Personal information
- Date of birth: 14 March 1988 (age 37)
- Place of birth: Gavardo, Italy
- Height: 1.68 m (5 ft 6 in)
- Position: Defender

Senior career*
- Years: Team / Apps / (Gls)
- 2003–2005: Bardolino
- 2005–2010: Reggiana /  / (5)
- 2010–2011: Tavagnacco / 17 / (0)
- 2011–2013: FCR Duisburg / 41 / (1)
- 2014: MSV Duisburg

International career^{‡}
- 2008–: Italy / 26 / (0)

= Laura Neboli =

Italian football defender

Laura Neboli (born 14 March 1988) is an Italian football defender who last played for MSV Duisburg of the German Bundesliga. She previously played in Serie A for CF Bardolino, ASD Reggiana and UPC Tavagnacco.

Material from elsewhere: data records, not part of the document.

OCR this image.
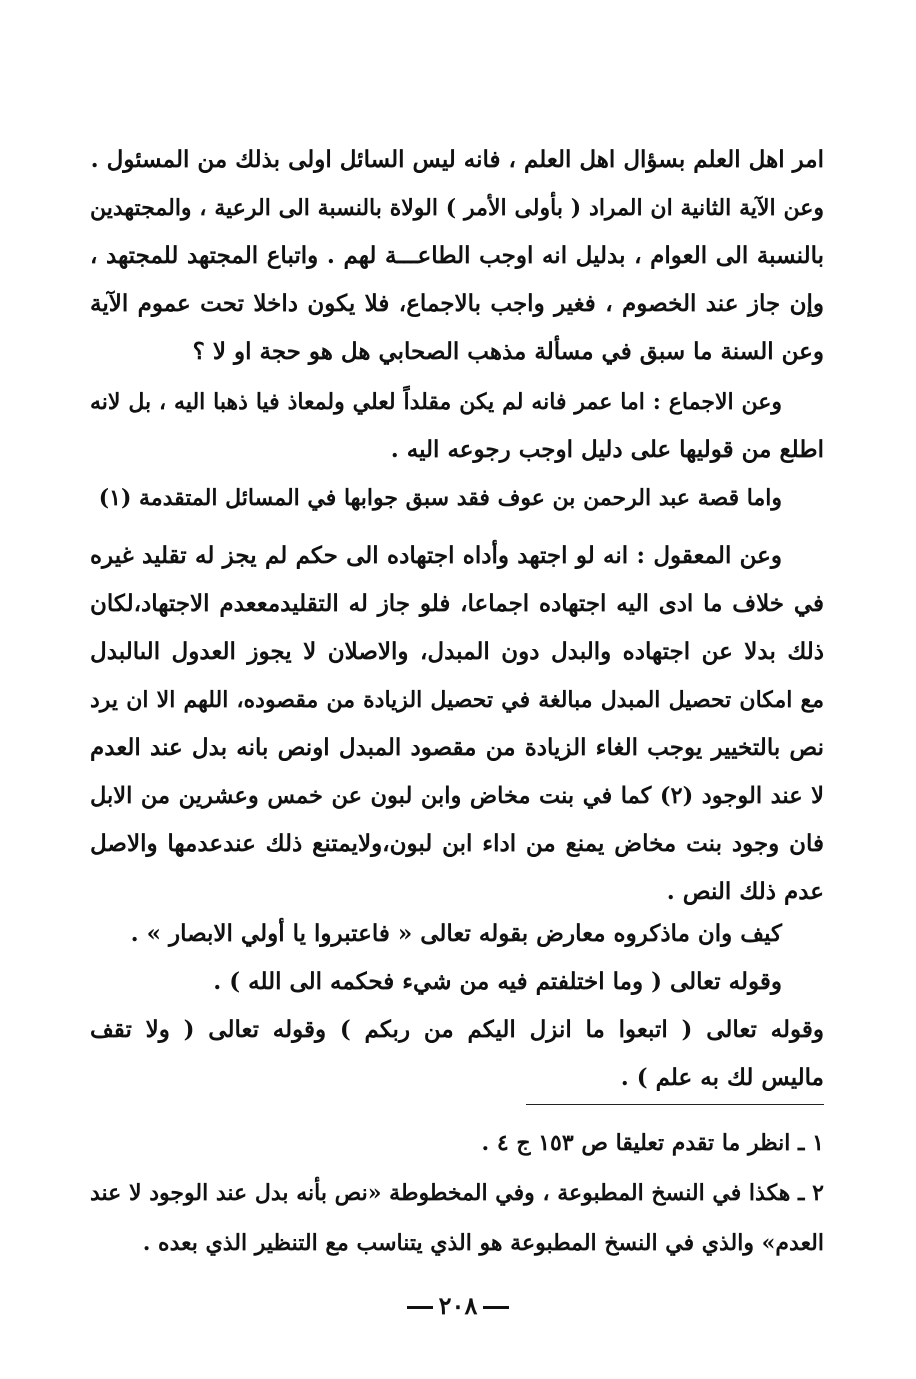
امر اهل العلم بسؤال اهل العلم ، فانه ليس السائل اولى بذلك من المسئول .
وعن الآية الثانية ان المراد ( بأولى الأمر ) الولاة بالنسبة الى الرعية ، والمجتهدين
بالنسبة الى العوام ، بدليل انه اوجب الطاعـــة لهم . واتباع المجتهد للمجتهد ،
وإن جاز عند الخصوم ، فغير واجب بالاجماع، فلا يكون داخلا تحت عموم الآية
وعن السنة ما سبق في مسألة مذهب الصحابي هل هو حجة او لا ؟
وعن الاجماع : اما عمر فانه لم يكن مقلداً لعلي ولمعاذ فيا ذهبا اليه ، بل لانه
اطلع من قوليها على دليل اوجب رجوعه اليه .
واما قصة عبد الرحمن بن عوف فقد سبق جوابها في المسائل المتقدمة (١)
وعن المعقول : انه لو اجتهد وأداه اجتهاده الى حكم لم يجز له تقليد غيره
في خلاف ما ادى اليه اجتهاده اجماعا، فلو جاز له التقليدمععدم الاجتهاد،لكان
ذلك بدلا عن اجتهاده والبدل دون المبدل، والاصلان لا يجوز العدول الىالبدل
مع امكان تحصيل المبدل مبالغة في تحصيل الزيادة من مقصوده، اللهم الا ان يرد
نص بالتخيير يوجب الغاء الزيادة من مقصود المبدل اونص بانه بدل عند العدم
لا عند الوجود (٢) كما في بنت مخاض وابن لبون عن خمس وعشرين من الابل
فان وجود بنت مخاض يمنع من اداء ابن لبون،ولايمتنع ذلك عندعدمها والاصل
عدم ذلك النص .
كيف وان ماذكروه معارض بقوله تعالى « فاعتبروا يا أولي الابصار » .
وقوله تعالى ( وما اختلفتم فيه من شيء فحكمه الى الله ) .
وقوله تعالى ( اتبعوا ما انزل اليكم من ربكم ) وقوله تعالى ( ولا تقف
ماليس لك به علم ) .
١ ـ انظر ما تقدم تعليقا ص ١٥٣ ج ٤ .
٢ ـ هكذا في النسخ المطبوعة ، وفي المخطوطة «نص بأنه بدل عند الوجود لا عند
العدم» والذي في النسخ المطبوعة هو الذي يتناسب مع التنظير الذي بعده .
٢٠٨
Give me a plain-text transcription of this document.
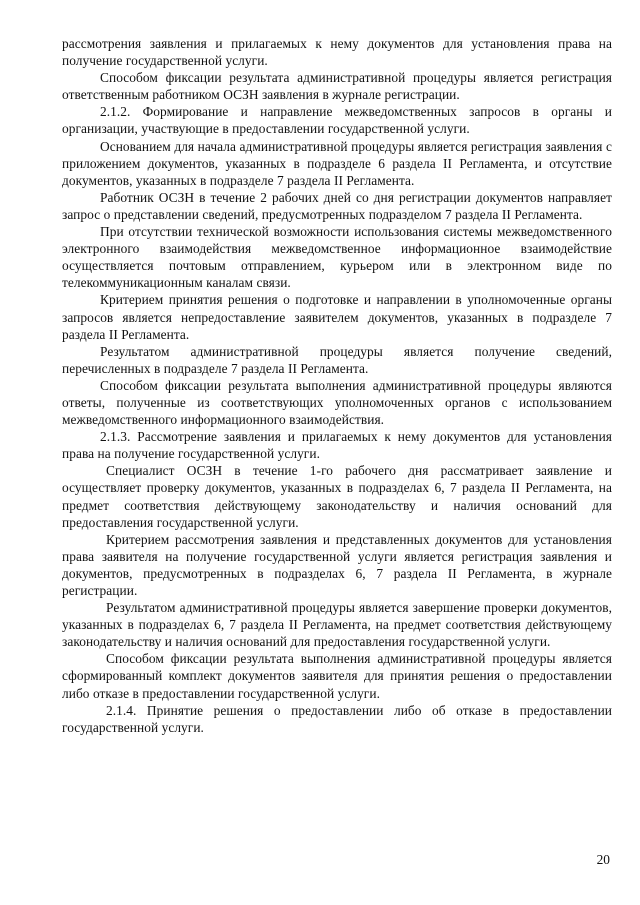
рассмотрения заявления и прилагаемых к нему документов для установления права на получение государственной услуги.

Способом фиксации результата административной процедуры является регистрация ответственным работником ОСЗН заявления в журнале регистрации.

2.1.2. Формирование и направление межведомственных запросов в органы и организации, участвующие в предоставлении государственной услуги.

Основанием для начала административной процедуры является регистрация заявления с приложением документов, указанных в подразделе 6 раздела II Регламента, и отсутствие документов, указанных в подразделе 7 раздела II Регламента.

Работник ОСЗН в течение 2 рабочих дней со дня регистрации документов направляет запрос о представлении сведений, предусмотренных подразделом 7 раздела II Регламента.

При отсутствии технической возможности использования системы межведомственного электронного взаимодействия межведомственное информационное взаимодействие осуществляется почтовым отправлением, курьером или в электронном виде по телекоммуникационным каналам связи.

Критерием принятия решения о подготовке и направлении в уполномоченные органы запросов является непредоставление заявителем документов, указанных в подразделе 7 раздела II Регламента.

Результатом административной процедуры является получение сведений, перечисленных в подразделе 7 раздела II Регламента.

Способом фиксации результата выполнения административной процедуры являются ответы, полученные из соответствующих уполномоченных органов с использованием межведомственного информационного взаимодействия.

2.1.3. Рассмотрение заявления и прилагаемых к нему документов для установления права на получение государственной услуги.

Специалист ОСЗН в течение 1-го рабочего дня рассматривает заявление и осуществляет проверку документов, указанных в подразделах 6, 7 раздела II Регламента, на предмет соответствия действующему законодательству и наличия оснований для предоставления государственной услуги.

Критерием рассмотрения заявления и представленных документов для установления права заявителя на получение государственной услуги является регистрация заявления и документов, предусмотренных в подразделах 6, 7 раздела II Регламента, в журнале регистрации.

Результатом административной процедуры является завершение проверки документов, указанных в подразделах 6, 7 раздела II Регламента, на предмет соответствия действующему законодательству и наличия оснований для предоставления государственной услуги.

Способом фиксации результата выполнения административной процедуры является сформированный комплект документов заявителя для принятия решения о предоставлении либо отказе в предоставлении государственной услуги.

2.1.4. Принятие решения о предоставлении либо об отказе в предоставлении государственной услуги.

20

As a member of the Italy women's national football team, she took part in the 2009 and 2013 UEFA Women's Championships.

==International career==
Neboli made her senior debut for the Italy women's national football team in March 2008, in a 4–2 Algarve Cup defeat by Norway.

At UEFA Women's Euro 2009 in Finland, Neboli was an unused substitute in all four games as the Italians reached the quarter-finals. National coach Antonio Cabrini named Neboli in his selection for UEFA Women's Euro 2013 in Sweden.